昨年1月から新型コロナウイルス対策で国境を封鎖し、鎖国状態となっている北朝鮮。人の行き来に加えて物の輸出入まで遮断されたことで、国内は物資不足に陥り、輸入品を中心に物価が高騰した。そして鎖国から1年以上経った今、地域によって物価に大きな差が出る現象が起きている。

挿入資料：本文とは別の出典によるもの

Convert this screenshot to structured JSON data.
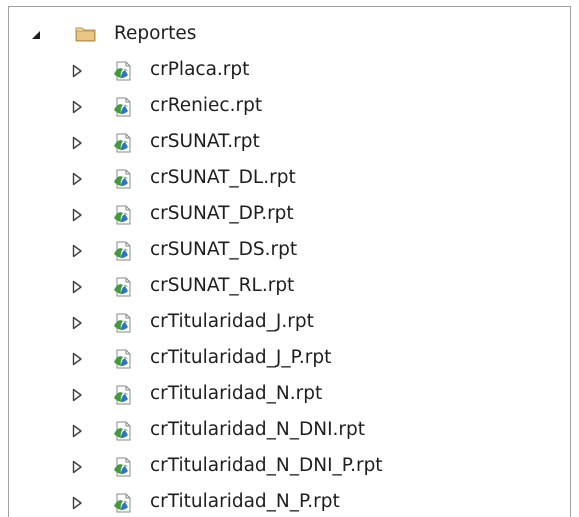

デイリーNK内部情報筋によると、中国との国境に接する咸鏡北道(ハムギョンブクト)会寧(フェリョン)の市場で、小麦粉1キロが2万8000北朝鮮ウォン(約448円)、砂糖1キロが4万5000北朝鮮ウォン(約720円)、化学調味料450グラムが16万5000北朝鮮ウォン(約2640円)で売られている。これは、コロナ鎖国直前の昨年1月と比べて小麦粉は5倍、砂糖は8倍、化学調味料に至っては33倍の水準だ。(価格は3月25日のもの)

首都・平壌郊外の平城(ピョンソン)市にある玉田(オクチョン)総合市場では、小麦粉1キロは1万1200北朝鮮ウォン(約179円)、砂糖1キロは3万1000北朝鮮ウォン(約496円)で売られている。(価格は3月23日のもの)会寧での中国製の食料品価格は、平城と比べて45%から250%も高い。

一方、穏城と同じ咸鏡北道(ハムギョンブクト)の清津(チョンジン)の市場では、当局が市場に対する価格統制に乗り出すとの噂が流れ、いち早く売り抜けようとする商人が出て物価が大幅下落している。

コロナ以前は、合法・非合法の形で様々な物資が中国から持ち込まれる国境地域は、輸入品価格が他の地方と比べて安かったのだが、その状況が一変したことについて情報筋は、輸入ルートの変化を理由に挙げる。

「コロナ後に、ほんの少し輸入される品物は新義州(シニジュ)から運び込まれ、平壌や平城など主要都市に運ばれるため、(他の)国境地域や内陸地域との物価の差が大きくなったようだ」(情報筋)

また、タクシーやソビ車(民間人所有の車両)による流通が頻繁に行われていたものが、コロナで移動統制が厳しくなったことも、物価の差が開いた一因として挙げられている。

一方で、市場に対する統制も強化されている。コロナ前には午前9時から午後6時または7時まで営業していた会寧の市場だが、今では午後2時から6時までに営業時間が制限されている。

また、中国との国境に接した地域では、封鎖令(ロックダウン)が乱発され、市場の営業ができない状況が続き、再開した今でも、隔日での営業しか認めていない。